This is Part 3 of a three-part series.
The 6-year-old boy who tantrums when things don’t go his way?
Once their story was ready, they were excited to share it with Jacob!
Here are some things to keep in mind when introducing a social story* to your child:
- Create anticipation by talking about the social story* with your child! (i.e. I made a book for you! Just for you!)
- To help prepare your child, be sure to read the social story* before the challenging or new situation. This will help prepare your child.

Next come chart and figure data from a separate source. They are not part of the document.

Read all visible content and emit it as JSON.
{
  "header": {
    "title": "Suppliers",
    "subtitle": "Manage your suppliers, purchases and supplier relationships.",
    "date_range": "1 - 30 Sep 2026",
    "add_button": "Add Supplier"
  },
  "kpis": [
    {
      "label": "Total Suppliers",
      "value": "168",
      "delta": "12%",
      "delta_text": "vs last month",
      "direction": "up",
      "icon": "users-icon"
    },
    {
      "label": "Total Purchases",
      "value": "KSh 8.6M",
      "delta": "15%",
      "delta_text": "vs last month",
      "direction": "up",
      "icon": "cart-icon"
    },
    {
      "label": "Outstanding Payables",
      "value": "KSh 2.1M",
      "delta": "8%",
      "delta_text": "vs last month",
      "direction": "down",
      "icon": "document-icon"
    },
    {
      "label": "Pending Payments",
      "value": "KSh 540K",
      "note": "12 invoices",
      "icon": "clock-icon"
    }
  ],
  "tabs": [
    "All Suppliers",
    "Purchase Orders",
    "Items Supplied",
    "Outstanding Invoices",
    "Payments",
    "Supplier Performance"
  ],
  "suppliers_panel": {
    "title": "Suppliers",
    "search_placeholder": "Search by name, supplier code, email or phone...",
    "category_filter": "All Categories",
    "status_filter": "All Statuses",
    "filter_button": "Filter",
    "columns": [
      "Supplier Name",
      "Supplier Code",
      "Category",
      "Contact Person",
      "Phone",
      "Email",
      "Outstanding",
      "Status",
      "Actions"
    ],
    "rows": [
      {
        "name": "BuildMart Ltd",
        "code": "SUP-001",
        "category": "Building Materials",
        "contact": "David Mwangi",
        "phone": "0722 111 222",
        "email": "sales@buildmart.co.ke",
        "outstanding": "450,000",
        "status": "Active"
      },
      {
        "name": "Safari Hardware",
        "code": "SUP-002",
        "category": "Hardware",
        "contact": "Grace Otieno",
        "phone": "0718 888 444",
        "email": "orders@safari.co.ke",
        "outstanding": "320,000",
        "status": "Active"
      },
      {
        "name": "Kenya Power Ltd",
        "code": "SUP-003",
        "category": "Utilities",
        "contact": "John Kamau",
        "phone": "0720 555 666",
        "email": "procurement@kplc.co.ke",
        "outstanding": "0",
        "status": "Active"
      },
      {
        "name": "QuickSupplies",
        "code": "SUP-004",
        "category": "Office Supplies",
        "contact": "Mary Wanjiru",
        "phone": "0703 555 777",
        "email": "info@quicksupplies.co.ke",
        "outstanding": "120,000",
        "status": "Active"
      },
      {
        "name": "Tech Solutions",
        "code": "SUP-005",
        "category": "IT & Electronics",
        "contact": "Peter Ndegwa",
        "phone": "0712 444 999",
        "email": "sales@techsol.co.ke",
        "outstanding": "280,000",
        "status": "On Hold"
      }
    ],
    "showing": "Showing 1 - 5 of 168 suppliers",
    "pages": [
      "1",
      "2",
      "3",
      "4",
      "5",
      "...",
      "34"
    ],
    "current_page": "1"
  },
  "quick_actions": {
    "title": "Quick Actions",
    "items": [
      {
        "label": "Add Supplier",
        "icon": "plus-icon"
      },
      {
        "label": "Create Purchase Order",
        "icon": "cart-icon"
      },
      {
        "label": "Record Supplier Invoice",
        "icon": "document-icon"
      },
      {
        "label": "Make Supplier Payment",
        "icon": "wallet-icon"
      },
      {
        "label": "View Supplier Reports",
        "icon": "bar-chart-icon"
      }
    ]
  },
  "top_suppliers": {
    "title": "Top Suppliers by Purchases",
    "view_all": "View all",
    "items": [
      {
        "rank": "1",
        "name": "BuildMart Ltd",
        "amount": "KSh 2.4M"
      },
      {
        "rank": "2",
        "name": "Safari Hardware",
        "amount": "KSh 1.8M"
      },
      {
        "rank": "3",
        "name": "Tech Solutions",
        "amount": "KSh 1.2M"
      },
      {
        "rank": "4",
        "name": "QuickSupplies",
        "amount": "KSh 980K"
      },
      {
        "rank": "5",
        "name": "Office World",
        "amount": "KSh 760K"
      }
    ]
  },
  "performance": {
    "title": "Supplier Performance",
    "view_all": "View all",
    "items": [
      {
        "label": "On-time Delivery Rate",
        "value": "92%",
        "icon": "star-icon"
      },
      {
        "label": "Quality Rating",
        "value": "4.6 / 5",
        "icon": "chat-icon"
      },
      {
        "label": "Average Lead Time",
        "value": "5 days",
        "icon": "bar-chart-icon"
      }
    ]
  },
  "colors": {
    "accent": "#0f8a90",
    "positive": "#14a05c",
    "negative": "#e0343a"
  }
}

- When you read the story to your child, find a time when your child is ready to learn, in a quiet space away from distractions (like siblings!).
- Read the story MANY times together!
- Talk about personal experiences about the story to make connections to real-world situations.
- If the story is being used to help teach a new skill (like deep breathing in Jacob’s story) practice the steps with your child many times. Show them how by doing it yourself. We learn so much from watching and doing it together.
- Help your child share the story with someone else, like a grandparent. Encourage your child to read it, if they can.
- Have fun!
Now you are ready to try it out…Sit somewhere comfortable and read the book aloud while your child is in the room. Don’t force your child to sit with you if this is hard. Try to remove toys or other objects that are distractors. Turn off the television, turn off the music.
Let your child explore the book by touching and flipping through the pages on their own. If your child likes touching different textures like soft fur, fluffy cotton balls, rough sand paper or smooth tin foil, glue them to the pages to capture their interest. If you have another child in the household, ask them to show interest in the book and read it aloud as well, if they can.
If your child does not have an interest in sitting and looking at the book together, try again. And again….and again. It can take 5, 10, 20+ times before your child shows any interest. Stay the course!!
You may notice things in the story that need to be changed to better meet your child’s needs. Keep adapting and trying! Is the story too long or wordy? Is it confusing? Is it written at the right level for my child? Does it focus on the appropriate behaviour? Social stories can be very helpful tools but may only be part of a bigger behavioural approach for your child.
If you have questions or run into bumps along the way, talk to your child’s educator, therapist or teacher. Reach out to your child’s case manager, if they have one. Talk with other parents to see if they have experience with social stories*.
If you have been following along with Jacob’s story, you may have a social story* created and are ready to go. A little preparation can go a long way. Things can go wrong but it is important not to give up. Remember to reach out to your support systems at the CMC, the school, the daycare. Good luck!